Sorbitol has osmotic laxative properties, drawing water into your dog’s intestine for softer poop. But too much sorbitol can cause diarrhea, and here are healthier, natural options to treat your dog’s constipation.
Sorbitol can make things worse for a dog prone to diarrhea. Find out what’s causing diarrhea, and if he’s eating processed food with sorbitol, that’s probably the first thing you need to change.

Is arm and hammer dog toothpaste safe?
Arm & Hammer Enzymatic toothpaste is safe for adult dogs and puppies. It contains a common homeopathic tooth-cleaning ingredient, baking soda, which will clean your dog’s teeth and fight bad breath.
The most important thing to remember about brushing your dog’s teeth is don’t use human toothpaste on your dog. The reason? Much human toothpaste contains Xylitol, an artificial sweetener toxic to dogs. Xylitol can cause blood sugar drops in dogs and potential liver damage.
It does not contain Xylitol, but it is the best enamel-building toothpaste. I have a chemistry background, and I can tell you that the liquid calcium and fluoride are together.

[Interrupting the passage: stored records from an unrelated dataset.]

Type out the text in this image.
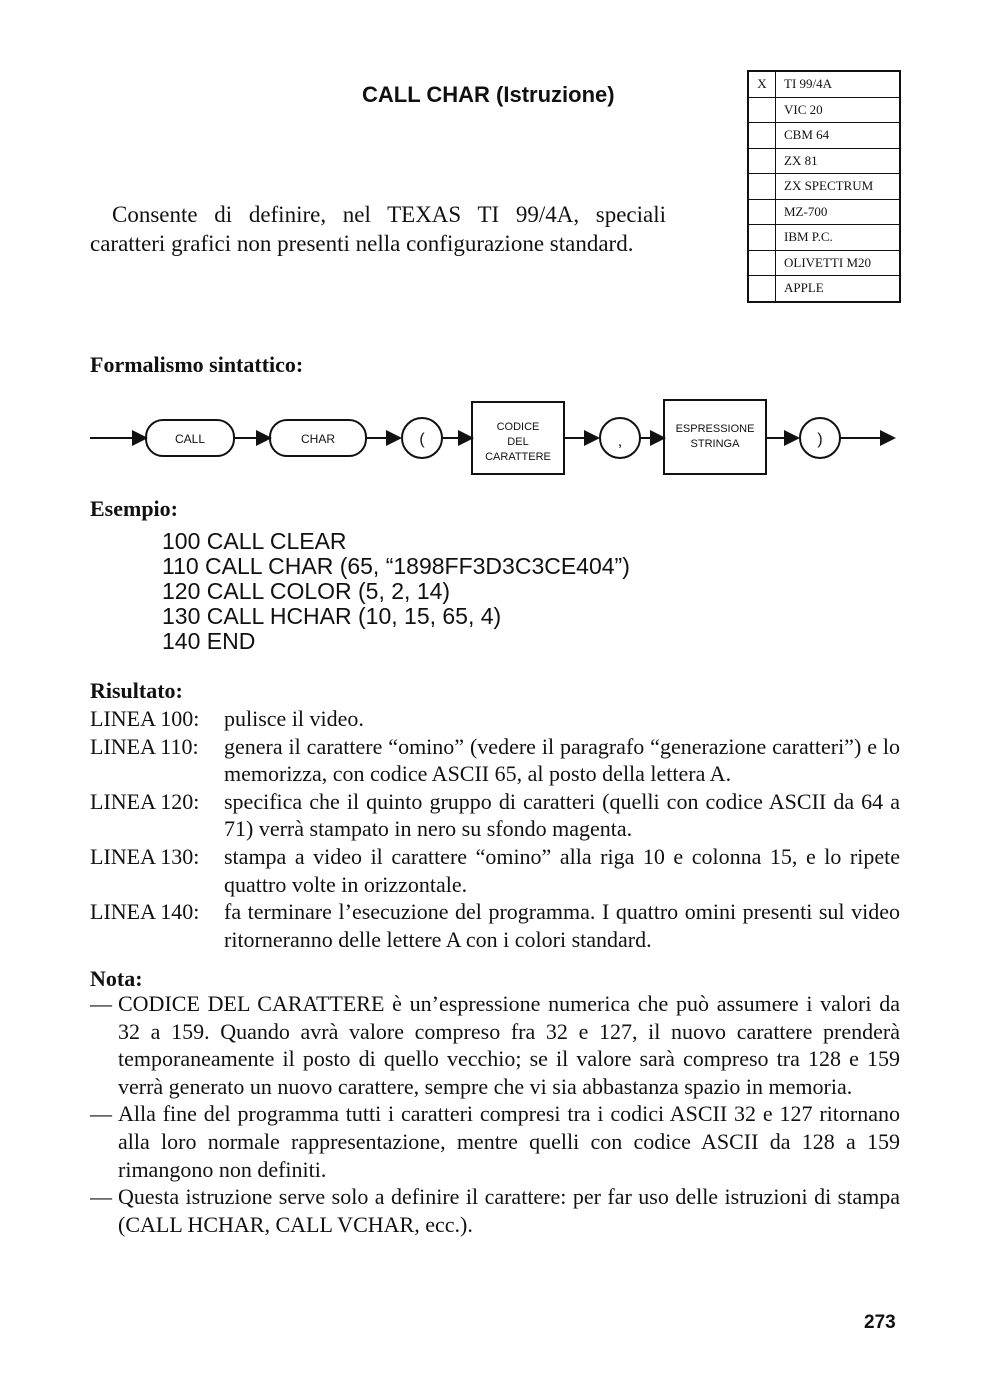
CALL CHAR (Istruzione)	X	TI 99/4A
	VIC 20
	CBM 64
	ZX 81
	ZX SPECTRUM
	MZ-700
	IBM P.C.
	OLIVETTI M20
	APPLE

Consente di definire, nel TEXAS TI 99/4A, speciali caratteri grafici non presenti nella configurazione standard.

Formalismo sintattico:
CALL	CHAR	(
CODICE
DEL
CARATTERE
,
ESPRESSIONE
STRINGA	)
Esempio:
100 CALL CLEAR
110 CALL CHAR (65, “1898FF3D3C3CE404”)
120 CALL COLOR (5, 2, 14)
130 CALL HCHAR (10, 15, 65, 4)
140 END
Risultato:
LINEA 100:	pulisce il video.
LINEA 110:	genera il carattere “omino” (vedere il paragrafo “generazione caratteri”) e lo memorizza, con codice ASCII 65, al posto della lettera A.
LINEA 120:	specifica che il quinto gruppo di caratteri (quelli con codice ASCII da 64 a 71) verrà stampato in nero su sfondo magenta.
LINEA 130:	stampa a video il carattere “omino” alla riga 10 e colonna 15, e lo ripete quattro volte in orizzontale.
LINEA 140:	fa terminare l’esecuzione del programma. I quattro omini presenti sul video ritorneranno delle lettere A con i colori standard.
Nota:
— CODICE DEL CARATTERE è un’espressione numerica che può assumere i valori da 32 a 159. Quando avrà valore compreso fra 32 e 127, il nuovo carattere prenderà temporaneamente il posto di quello vecchio; se il valore sarà compreso tra 128 e 159 verrà generato un nuovo carattere, sempre che vi sia abbastanza spazio in memoria.
— Alla fine del programma tutti i caratteri compresi tra i codici ASCII 32 e 127 ritornano alla loro normale rappresentazione, mentre quelli con codice ASCII da 128 a 159 rimangono non definiti.
— Questa istruzione serve solo a definire il carattere: per far uso delle istruzioni di stampa (CALL HCHAR, CALL VCHAR, ecc.).
273
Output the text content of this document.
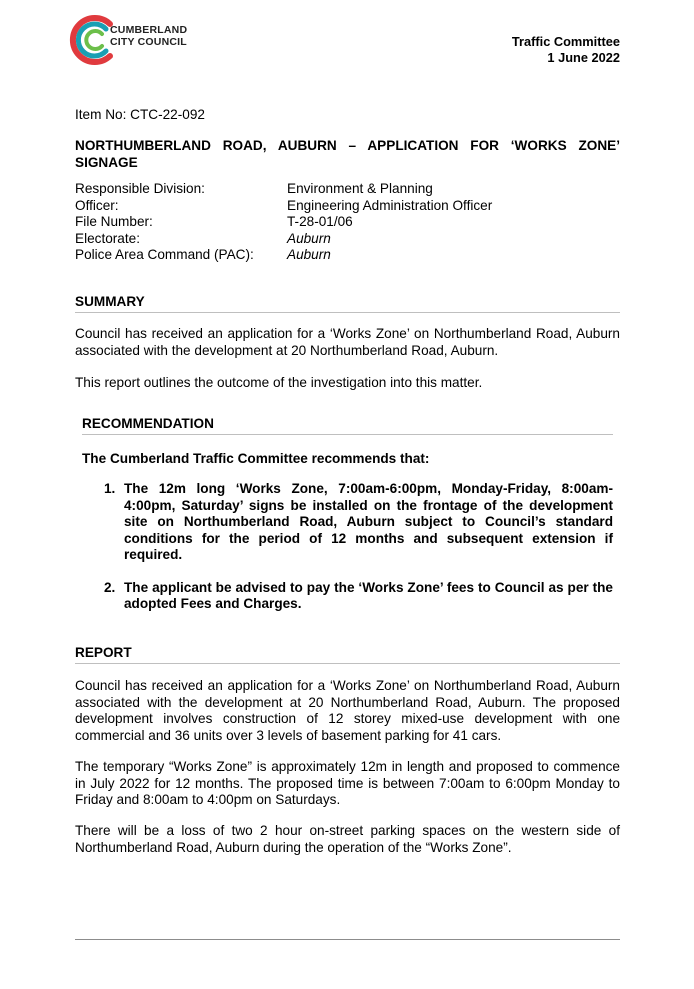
CUMBERLAND
CITY COUNCIL	Traffic Committee
1 June 2022
Item No: CTC-22-092
NORTHUMBERLAND ROAD, AUBURN – APPLICATION FOR ‘WORKS ZONE’ SIGNAGE
Responsible Division:	Environment & Planning
Officer:	Engineering Administration Officer
File Number:	T-28-01/06
Electorate:	Auburn
Police Area Command (PAC): Auburn
SUMMARY
Council has received an application for a ‘Works Zone’ on Northumberland Road, Auburn associated with the development at 20 Northumberland Road, Auburn.
This report outlines the outcome of the investigation into this matter.
RECOMMENDATION
The Cumberland Traffic Committee recommends that:
1. The 12m long ‘Works Zone, 7:00am-6:00pm, Monday-Friday, 8:00am-4:00pm, Saturday’ signs be installed on the frontage of the development site on Northumberland Road, Auburn subject to Council’s standard conditions for the period of 12 months and subsequent extension if required.
2. The applicant be advised to pay the ‘Works Zone’ fees to Council as per the adopted Fees and Charges.
REPORT
Council has received an application for a ‘Works Zone’ on Northumberland Road, Auburn associated with the development at 20 Northumberland Road, Auburn. The proposed development involves construction of 12 storey mixed-use development with one commercial and 36 units over 3 levels of basement parking for 41 cars.
The temporary “Works Zone” is approximately 12m in length and proposed to commence in July 2022 for 12 months. The proposed time is between 7:00am to 6:00pm Monday to Friday and 8:00am to 4:00pm on Saturdays.
There will be a loss of two 2 hour on-street parking spaces on the western side of Northumberland Road, Auburn during the operation of the “Works Zone”.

How much toothpaste is toxic to a dog?
In both humans and dawgs, the level of blood sugar is controlled by the release of insulin from the pancreas. Xylitol does not stimulate the release of insulin from the pancreas in humans. However, when non-primate species (e.g. a dog) eat something containing Xylitol, the Xylitol is quickly absorbed into the bloodstream, resulting in a potent insulin release from the pancreas. This rapid release of insulin results in a rapid and profound decrease in blood sugar (hypoglycemia), an effect that occurs within 10-60 minutes of consuming Xylitol. If left untreated, hypoglycemia can be life-threatening.
Symptoms of xylitol toxicity develop rapidly, usually within 15-30 minutes of consumption. Signs of hypoglycemia may include any or all of the following:
Incoordination or difficulty walking or standing (walking like a drunk)
Depression or lethargy
The dog may develop seizures or liver failure in severe cases, leading to almost instant death.
Is dog toothpaste edible
There is a rainbow of flavours regarding dog toothpaste, from mint to chicken and liver (eww). While dogs generally don’t like the taste of mint, all those meaty flavours can entice a food-motivated dog, which is like, well, every dog we’ve ever met!
Dogs aren’t meant to spit out their toothpaste, so it is safe to swallow.
But what happens if you slack off on the “puppy proofing” and your dog gets its paws on the whole tube of toothpaste?
Like when we eat an entire family-size bag of chips by ourselves (Can’t. Resist. Cheese. Puffs.), the likely scenario is some stomach upset or diarrhoea, especially if the toothpaste contains baking soda.
One exception is if you use dog toothpaste with neem oil. Certain doggie medications for diabetes or thyroid issues can react with neem oil. Some canines are naturally sensitive to this ingredient, even in small amounts. So if your toothpaste has neem oil and your dog eats a bunch of it and isn’t acting quite right, play it safe and call the vet.